A défaut de terme fixé ou d’écrit, le bail est réputé à durée indéterminée.
Le preneur du bail à usage professionnel bénéficie du droit au bail s’il a exploité
l’activité pendant plus de deux années conformément aux stipulations du bail.
Ce droit au bail permet au commerçant locataire d’un immeuble d’exiger
le renouvellement de son bail commercial ou à défaut d’obtenir une indemnité
d’éviction. Aucune stipulation du contrat ne peut faire échec au droit
au renouvellement.
Le locataire qui désire renouveler le contrat à durée déterminée, doit en faire
la demande par signification d’huissier de justice ou notification par tout moyen,
au plus tard trois mois avant l’échéance. Le bailleur doit faire parvenir son refus
au moins un mois avant l’échéance. Le silence est au tort de celui qui doit
donner sa réponse.
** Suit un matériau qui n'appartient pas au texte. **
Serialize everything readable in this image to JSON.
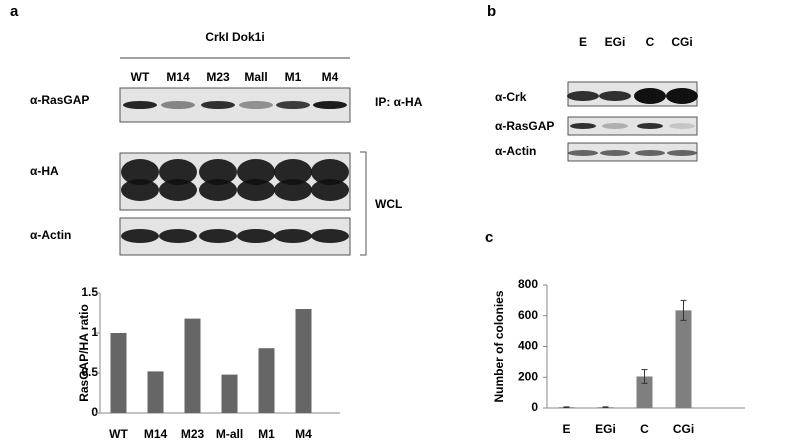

L’article 124 (AUDCG) précise que le preneur est déchu
de son droit de renouvellement, et le bailleur est réputé avoir accepté le principe
du renouvellement de ce bail.
Pour le bail à durée indéterminée, la partie qui prend l’initiative de la rupture,
doit aviser l’autre six mois à l’avance.
Le bailleur peut cependant refuser le renouvellement et payer une indemnité
d’éviction, fixée à l’amiable ou sur décision judiciaire prenant en compte
le montant du chiffre d’affaires, les investissements réalisés par le preneur,
la situation géographique du local, et même de tous les autres préjudices subis
du fait de l’éviction.
Toutefois le bailleur peut refuser le renouvellement sans avoir à payer
d’indemnité d’éviction :
- s’il justifie d’un motif grave et légitime à l’encontre du preneur sortant.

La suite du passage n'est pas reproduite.